Nationale Hogeschool voor Visuele Kunsten van La Cambre, Brussel
Foto: Marion Beernaerts
De Nationale Hogeschool voor Visuele Kunsten, opgericht in 1927 door architect en interieurontwerper Henry van de Velde, is een van de belangrijkste scholen voor kunst en design in België. Ze telt ongeveer 700 studenten verdeeld over 17 afdelingen of artistieke opties: keramiek, animatiefilm, tekenen, stedelijke ruimte, gravure en gedrukte prent, schilderen, fotografie, beeldhouwen; er is ook een afdeling voor kunstrestauratie en in de designrichting zijn er de opties industrieel ontwerp en textielontwerp, boek- en papierontwerp (binden), binnenhuisarchitectuur, decorontwerp, styling en modeontwerp, en 2 grafische afdelingen.
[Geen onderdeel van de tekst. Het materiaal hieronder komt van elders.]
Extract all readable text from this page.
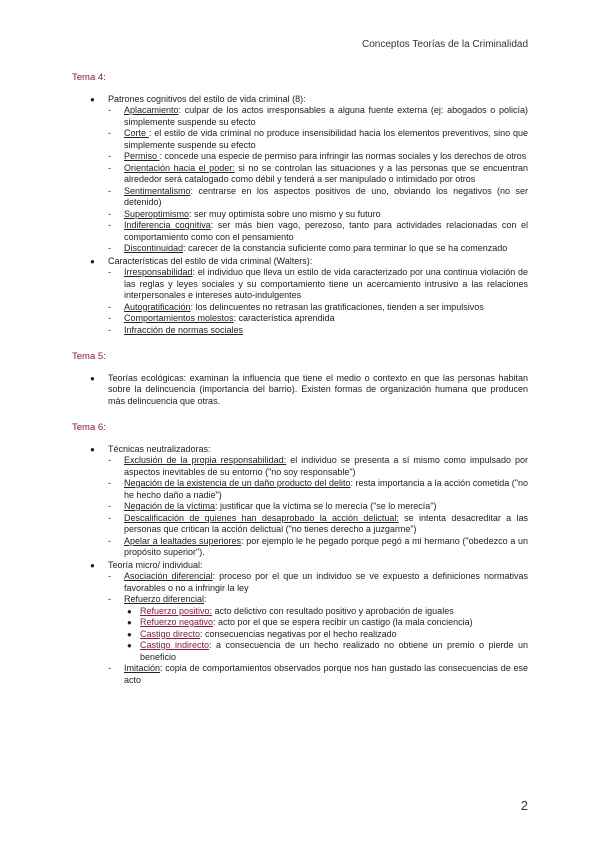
Conceptos Teorías de la Criminalidad
Tema 4:
● Patrones cognitivos del estilo de vida criminal (8):
- Aplacamiento: culpar de los actos irresponsables a alguna fuente externa (ej: abogados o policía) simplemente suspende su efecto
- Corte : el estilo de vida criminal no produce insensibilidad hacia los elementos preventivos, sino que simplemente suspende su efecto
- Permiso : concede una especie de permiso para infringir las normas sociales y los derechos de otros
- Orientación hacia el poder: si no se controlan las situaciones y a las personas que se encuentran alrededor será catalogado como débil y tenderá a ser manipulado o intimidado por otros
- Sentimentalismo: centrarse en los aspectos positivos de uno, obviando los negativos (no ser detenido)
- Superoptimismo: ser muy optimista sobre uno mismo y su futuro
- Indiferencia cognitiva: ser más bien vago, perezoso, tanto para actividades relacionadas con el comportamiento como con el pensamiento
- Discontinuidad: carecer de la constancia suficiente como para terminar lo que se ha comenzado
● Características del estilo de vida criminal (Walters):
- Irresponsabilidad: el individuo que lleva un estilo de vida caracterizado por una continua violación de las reglas y leyes sociales y su comportamiento tiene un acercamiento intrusivo a las relaciones interpersonales e intereses auto-indulgentes
- Autogratificación: los delincuentes no retrasan las gratificaciones, tienden a ser impulsivos
- Comportamientos molestos: característica aprendida
- Infracción de normas sociales
Tema 5:
● Teorías ecológicas: examinan la influencia que tiene el medio o contexto en que las personas habitan sobre la delincuencia (importancia del barrio). Existen formas de organización humana que producen más delincuencia que otras.
Tema 6:
● Técnicas neutralizadoras:
- Exclusión de la propia responsabilidad: el individuo se presenta a sí mismo como impulsado por aspectos inevitables de su entorno ("no soy responsable")
- Negación de la existencia de un daño producto del delito: resta importancia a la acción cometida ("no he hecho daño a nadie")
- Negación de la víctima: justificar que la víctima se lo merecía ("se lo merecía")
- Descalificación de quienes han desaprobado la acción delictual: se intenta desacreditar a las personas que critican la acción delictual ("no tienes derecho a juzgarme")
- Apelar a lealtades superiores: por ejemplo le he pegado porque pegó a mi hermano ("obedezco a un propósito superior").
● Teoría micro/ individual:
- Asociación diferencial: proceso por el que un individuo se ve expuesto a definiciones normativas favorables o no a infringir la ley
- Refuerzo diferencial:
● Refuerzo positivo: acto delictivo con resultado positivo y aprobación de iguales
● Refuerzo negativo: acto por el que se espera recibir un castigo (la mala conciencia)
● Castigo directo: consecuencias negativas por el hecho realizado
● Castigo indirecto: a consecuencia de un hecho realizado no obtiene un premio o pierde un beneficio
- Imitación: copia de comportamientos observados porque nos han gustado las consecuencias de ese acto
2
Er worden ook verscheidene multidisciplinaire kunstpraktijken aangeboden aan alle studenten: digital art, video, performance, illustratie, accessoires, enz. Naast de artistieke opleidingen krijgen de studenten een doorgedreven algemene en gespecialiseerde theoretische en technische vorming. Bovendien worden ze aangemoedigd om stages buiten de schoolmuren te volgen: Erasmus, assistentie bij kunstenaars, stages in kunstcentra, bureaus of ondernemingen, enz.
De studies duren 5 jaar en zijn onderverdeeld over 2 cycli: Bachelor en Master. Aan afgestudeerden biedt de
school ook een aggregaatsopleiding en een voorbereiding op het doctoraat in de kunst en kunstwetenschappen, dat in samenwerking met de universiteit georganiseerd wordt.
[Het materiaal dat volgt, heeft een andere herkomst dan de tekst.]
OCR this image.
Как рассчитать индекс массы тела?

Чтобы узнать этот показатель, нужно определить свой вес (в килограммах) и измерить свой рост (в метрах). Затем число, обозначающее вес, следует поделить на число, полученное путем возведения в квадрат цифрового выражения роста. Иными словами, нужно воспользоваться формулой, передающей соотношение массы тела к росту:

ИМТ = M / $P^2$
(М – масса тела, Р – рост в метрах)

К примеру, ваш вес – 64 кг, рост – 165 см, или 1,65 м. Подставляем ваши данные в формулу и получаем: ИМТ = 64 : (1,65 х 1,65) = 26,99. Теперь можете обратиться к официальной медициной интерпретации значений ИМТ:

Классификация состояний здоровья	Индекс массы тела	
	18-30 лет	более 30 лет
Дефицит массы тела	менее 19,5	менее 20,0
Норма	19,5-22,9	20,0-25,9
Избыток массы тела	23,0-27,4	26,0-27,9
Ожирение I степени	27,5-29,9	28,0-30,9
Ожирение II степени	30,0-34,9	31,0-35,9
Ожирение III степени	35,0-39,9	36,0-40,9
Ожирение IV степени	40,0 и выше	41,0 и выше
La Cambre is een hogeschool voor kunsten georganiseerd door de Federatie Wallonië/Brussel. Ze is lid van de Europese Universitaire Pool Brussel Wallonië en is, binnen het transdisciplinaire platform ARTes, geassocieerd met het Koninklijk Conservatorium van Brussel en het INSAS (film, theater). Vele andere partnerships - nationaal en internationaal, institutioneel, pedagogisch, artistiek, sociaal-cultureel, industrieel en commercieel…-verrijken de opleiding en behoren zelfs tot de basisstructuur ervan.
In die dynamiek van partnerships en na een eerste project over sieraden en juweelontwerp in Brussel en Wallonië waaraan de studenten design van La Cambre deelnamen, was de stap naar TWEEX vlug gezet. De galerij "Vander A", gespecialiseerd in hedendaagse kunstjuwelen, vroeg aan Marion Beernaerts, docente verantwoordelijk voor de optie Industrieel Ontwerp, om met haar studenten deel te nemen aan het TWEEX-project. Dit project werd voorgesteld aan de studenten van de drie jaren Bachelor en is omkaderd door docenten en designers Marion Beernaerts, Marianne Bernecker en Lucile Soufflet.
Foto © Nicolas van Haaren
Opleiding Industrieel Ontwerp
van La Cambre
Auteur : Marion Beernaerts
De opleiding Industrieel Ontwerp aan La Cambre wordt getypeerd door een grote diversiteit aan artistieke cursussen en technische vakken die specifiek zijn voor de knowhow van het beroep in kwestie.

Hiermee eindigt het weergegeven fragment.